Les Terrasses Grillées 2006. From schistous soils.

Smoky nose, oak. Very concentrated, pure peppery fruit. Grip to tannins. Lovely length. Very pure.

2003 Terrasses Grillé

Broad, leathery fruit, grippy tannins, good length. Quite butch but good balance. Perfect for drinking now.

Terrasses Grilleé 2000

n. Olive, green pepper, licquorice

Very good concentration of leathery, gamy fruit. Smoke, pepper. Needs time to evolve. Fine grained tannins. Good length. Classy stuff.

There is clearly much attention to detail here and an unwillingness to compromise on wine quality. And the Mouliniers are not afraid to experiment with different projects, such as their fruity `Homo Erectus`red and the wine merchant in St Chinian. Stéphane was reluctant to talk about these and I sensed that he felt they were distractions from the real job. Which is making bloody good wine.



Tuesday, 13 January 2009

Frost in St Chinian this morning

It's been pretty parky this week in the Languedoc. It's a beautiful sight seeing the vineyards rimed with frost against the backdrop of beautiful blue skies. This pruned gobelet vine was snapped on the way to Domaine Moulinier (of which more later). 

Friday, 9 January 2009

Vines everywhere to keep Languedoc wine lover happy

Languedoc wine lover

As this is my first ever post on a Blog, I'd better start by setting out my stall. 

As the name suggests, this blog is (mainly) about Languedoc wine. 

For the past four and a half years I have been lucky enough to live in the Languedoc and during that time I have visited countless wine producers, chatted to them about what they do and why and made notes on their wines. And consumed rather more than my fair share of their production! But this blog is not intended to be merely a record of tasting notes. I love this region and its wines and I hope to be able to communicate some of this passion to you and inspire you to visit this wonderful region.

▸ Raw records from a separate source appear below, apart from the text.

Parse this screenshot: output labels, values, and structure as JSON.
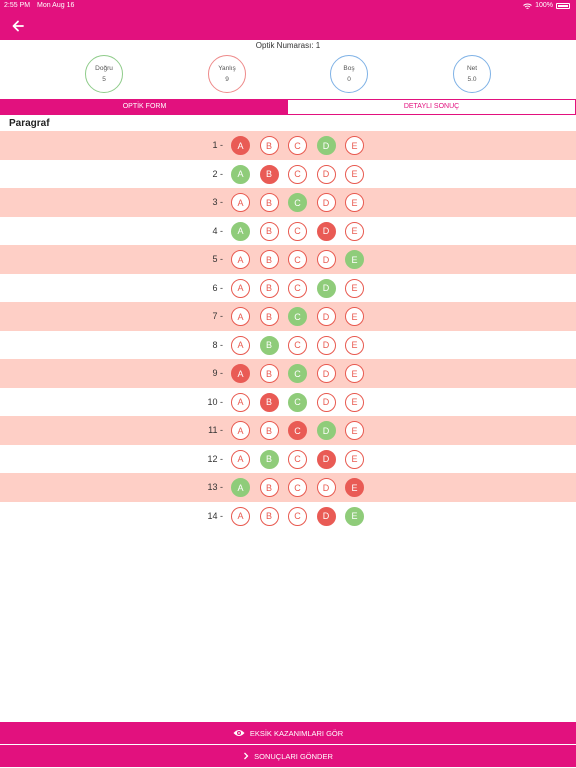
{
  "status": {
    "time": "2:55 PM",
    "date": "Mon Aug 16",
    "battery": "100%"
  },
  "header": {
    "optik_label": "Optik Numarası: 1"
  },
  "stats": {
    "dogru": {
      "label": "Doğru",
      "value": "5"
    },
    "yanlis": {
      "label": "Yanlış",
      "value": "9"
    },
    "bos": {
      "label": "Boş",
      "value": "0"
    },
    "net": {
      "label": "Net",
      "value": "5.0"
    }
  },
  "tabs": [
    {
      "label": "OPTİK FORM",
      "active": true
    },
    {
      "label": "DETAYLI SONUÇ",
      "active": false
    }
  ],
  "section": {
    "title": "Paragraf"
  },
  "options": [
    "A",
    "B",
    "C",
    "D",
    "E"
  ],
  "questions": [
    {
      "num": "1 -",
      "correct": "D",
      "wrong": "A"
    },
    {
      "num": "2 -",
      "correct": "A",
      "wrong": "B"
    },
    {
      "num": "3 -",
      "correct": "C",
      "wrong": null
    },
    {
      "num": "4 -",
      "correct": "A",
      "wrong": "D"
    },
    {
      "num": "5 -",
      "correct": "E",
      "wrong": null
    },
    {
      "num": "6 -",
      "correct": "D",
      "wrong": null
    },
    {
      "num": "7 -",
      "correct": "C",
      "wrong": null
    },
    {
      "num": "8 -",
      "correct": "B",
      "wrong": null
    },
    {
      "num": "9 -",
      "correct": "C",
      "wrong": "A"
    },
    {
      "num": "10 -",
      "correct": "C",
      "wrong": "B"
    },
    {
      "num": "11 -",
      "correct": "D",
      "wrong": "C"
    },
    {
      "num": "12 -",
      "correct": "B",
      "wrong": "D"
    },
    {
      "num": "13 -",
      "correct": "A",
      "wrong": "E"
    },
    {
      "num": "14 -",
      "correct": "E",
      "wrong": "D"
    }
  ],
  "buttons": {
    "eksik": "EKSİK KAZANIMLARI GÖR",
    "gonder": "SONUÇLARI GÖNDER"
  },
  "colors": {
    "accent": "#e2117e",
    "correct": "#8fcc7a",
    "wrong": "#e95b55",
    "row_alt": "#fecfc6"
  }
}
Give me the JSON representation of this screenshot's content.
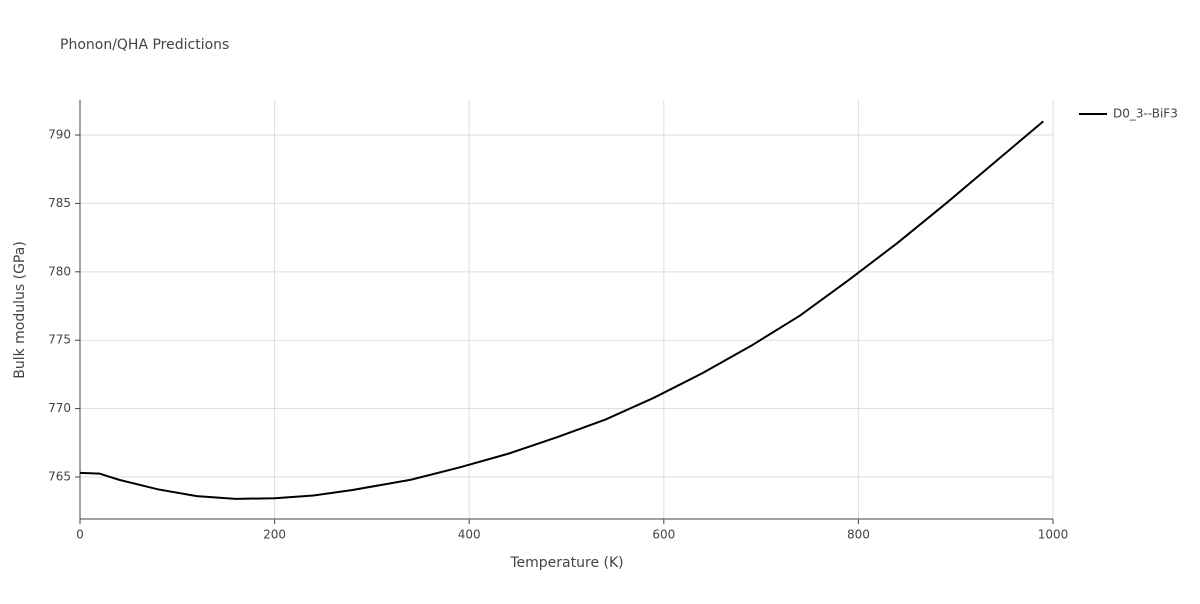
{
  "chart_data": {
    "type": "line",
    "title": "Phonon/QHA Predictions",
    "x_label": "Temperature (K)",
    "y_label": "Bulk modulus (GPa)",
    "x": [
      0,
      20,
      40,
      80,
      120,
      160,
      200,
      240,
      280,
      340,
      390,
      440,
      490,
      540,
      590,
      640,
      690,
      740,
      790,
      840,
      890,
      940,
      990
    ],
    "series": [
      {
        "name": "D0_3--BiF3",
        "color": "#000000",
        "values": [
          765.3,
          765.25,
          764.8,
          764.1,
          763.6,
          763.4,
          763.45,
          763.65,
          764.05,
          764.8,
          765.7,
          766.7,
          767.9,
          769.2,
          770.8,
          772.6,
          774.6,
          776.8,
          779.4,
          782.1,
          785.0,
          788.0,
          791.0
        ]
      }
    ],
    "xlim": [
      0,
      1000
    ],
    "xticks": [
      0,
      200,
      400,
      600,
      800,
      1000
    ],
    "ylim": [
      761.93,
      792.56
    ],
    "yticks": [
      765,
      770,
      775,
      780,
      785,
      790
    ],
    "grid": true,
    "legend": "right"
  }
}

Or at least to consider reaching for a bottle of Languedoc wine the next time you're at the off-licence!

But I don't work as a PR consultant for Languedoc wine (honest - although I'm open to offers) and so from time to time I will talk about wines from elsewhere, what's in the news, food and wine matching, hot topics in the wine world, wine trivia etc etc.

Talking of wine trivia, did you know that the Languedoc is the biggest wine region in the world, producing more wine than the whole of Australia? More than enough to keep this Languedoc wine lover happy.